Dar es Salaam. Retail price of petrol was increased without any official public communication even as the scheduled time for fuel price change had not reached.
The price of petrol was increased from Sh1,693 per litre in the city on July 1, this year to a maximum of Sh1,838 in some petrol stations while that of diesel and kerosene remained unchanged.
A random field visit conducted by The Citizen in the commercial capital yesterday also established that some stations were still selling within the limit announced on July 1 with other operators not selling at all.
Fuel prices are governed by rules of demand and supply but the Energy and Water Utilities Regulatory Authority (Ewura) publishes cap prices on the monthly basis.
The prices of petrol, diesel and kerosene, applicable in Tanzania Mainland, come out through official announcements every first Wednesday of a new month.
New prices were not expected until August 5, 2020 as per Ewura calendar.
However, city motorists woke up on Monday to the surprise price hike, creating public anxiety over what would be silently going on in the crucial sector.
Tanzania Association of Oil Marketing Companies (Taomac) executive secretary Raphael Mgaya said there was an issue with traders who failed to off-load their petrol at the Dar es Salaam port in time incurring extra costs which they now need to recover.
“Some fuel companies were financially stressed in May due to Covid-19 and therefore could not off load their petrol since they failed to pay banks for letter of credit (LC). As a result, there were costs accrued from storage and defaulting,” said Mr Mgaya.
“These firms applied for petrol price hike to recover the costs estimated at Sh145 per litre. Ewura approved this change effective July 27,” he elaborated.
Asked about the petrol these firms were selling while their stock was at the port, Mr Mgaya said the companies were selling the stock that had remained in the previous month.
This is even as Tanzania imports petroleum products through Bulk Procurement System to ensure reliable supply of fuel in the country.

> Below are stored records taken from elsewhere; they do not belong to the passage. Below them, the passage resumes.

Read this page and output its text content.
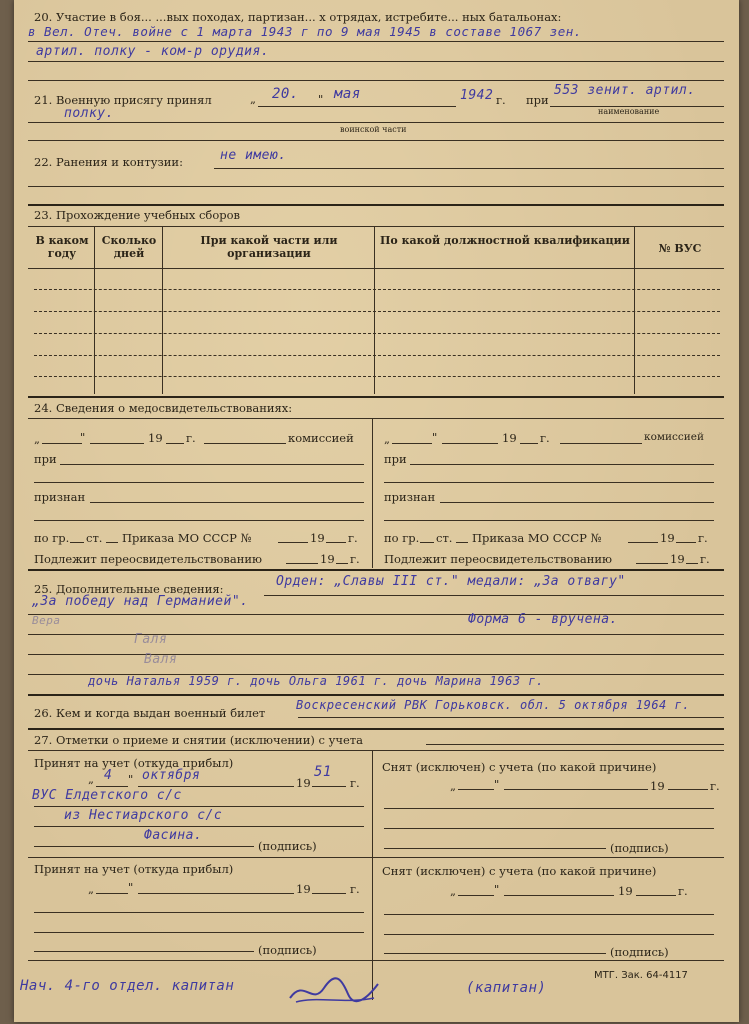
20. Участие в боя... ...вых походах, партизан... х отрядах, истребите... ных батальонах:
в Вел. Отеч. войне с 1 марта 1943 г по 9 мая 1945 в составе 1067 зен.
артил. полку - ком-р орудия.
21. Военную присягу принял	„ 20. " мая	1942 г. при
553 зенит. артил.
наименование
полку.
воинской части
22. Ранения и контузии:	не имею.
23. Прохождение учебных сборов
В каком году
Сколько дней
При какой части или организации
По какой должностной квалификации
№ ВУС
24. Сведения о медосвидетельствованиях:
„	"	19 г.	комиссией
при
признан
по гр. ст. Приказа МО СССР №	19 г.
Подлежит переосвидетельствованию	19 г.
„	"	19 г.	комиссией
при
признан
по гр. ст. Приказа МО СССР №	19 г.
Подлежит переосвидетельствованию	19 г.
25. Дополнительные сведения:	Орден: „Славы III ст." медали: „За отвагу"
„За победу над Германией".
Вера	Форма 6 - вручена.
Галя
Валя
дочь Наталья 1959 г. дочь Ольга 1961 г. дочь Марина 1963 г.
26. Кем и когда выдан военный билет
Воскресенский РВК Горьковск. обл. 5 октября 1964 г.
27. Отметки о приеме и снятии (исключении) с учета
Принят на учет (откуда прибыл)
„ 4 " октября	19
51
г.
ВУС Елдетского с/с
из Нестиарского с/с
Фасина.
(подпись)
Снят (исключен) с учета (по какой причине)
„	"	19	г.
(подпись)
Принят на учет (откуда прибыл)
„	"	19	г.
(подпись)
Снят (исключен) с учета (по какой причине)
„	"	19	г.
(подпись)
Нач. 4-го отдел. капитан	(капитан)
МТГ. Зак. 64-4117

The importation is done some two months before the actual selling. For instance, petrol supplied to the market in July was imported in May.

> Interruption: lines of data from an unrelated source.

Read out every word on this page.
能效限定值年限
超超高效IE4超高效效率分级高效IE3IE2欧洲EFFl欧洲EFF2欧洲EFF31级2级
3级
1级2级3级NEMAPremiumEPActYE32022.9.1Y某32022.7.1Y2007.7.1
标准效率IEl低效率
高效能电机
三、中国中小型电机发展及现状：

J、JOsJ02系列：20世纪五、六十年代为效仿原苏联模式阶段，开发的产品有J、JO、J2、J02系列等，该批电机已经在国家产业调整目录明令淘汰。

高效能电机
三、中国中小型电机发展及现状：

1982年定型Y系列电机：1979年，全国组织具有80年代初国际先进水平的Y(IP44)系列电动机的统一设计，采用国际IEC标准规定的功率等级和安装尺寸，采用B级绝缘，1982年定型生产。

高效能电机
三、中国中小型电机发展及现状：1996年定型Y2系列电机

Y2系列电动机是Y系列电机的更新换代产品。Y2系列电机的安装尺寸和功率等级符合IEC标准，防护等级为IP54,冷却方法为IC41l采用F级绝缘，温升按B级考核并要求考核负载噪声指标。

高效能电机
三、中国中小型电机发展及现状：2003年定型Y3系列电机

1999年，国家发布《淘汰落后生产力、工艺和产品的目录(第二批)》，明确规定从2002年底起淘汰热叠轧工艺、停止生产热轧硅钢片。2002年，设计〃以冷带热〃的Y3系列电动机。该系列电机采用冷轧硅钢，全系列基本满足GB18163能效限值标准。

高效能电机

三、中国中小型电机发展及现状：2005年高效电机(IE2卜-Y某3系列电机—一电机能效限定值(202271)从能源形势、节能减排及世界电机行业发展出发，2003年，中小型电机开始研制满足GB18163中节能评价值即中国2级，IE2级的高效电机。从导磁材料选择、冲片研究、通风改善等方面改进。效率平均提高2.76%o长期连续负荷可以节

When reached for comment, Ewura’s communications and public relations manager Titus Kaguo promised to get back to The Citizen on the matter and elaborate but by press time he had not, and did not respond to calls and text messages sent to him.
On Friday, Ewura allayed fears of possible fuel shortages in an election year after reports of fuel shortages among retailers.
The government also recently accused oil companies of orchestrating market shortages and ordered investigations that saw several oil firm top executives held for questioning.
Ewura said last week that it had ordered the procurement of fuel by a state agency to ensure supplies of the commodity during the forthcoming elections.
Fears for oil crisis are not a new thing during the electioneering process in Tanzania.
In 2015, a decision to avert a possible oil shortage during elections ended disastrously when Tanzanians were given a raw deal, resulting into a scandal that tainted the otherwise good intention by some authorities.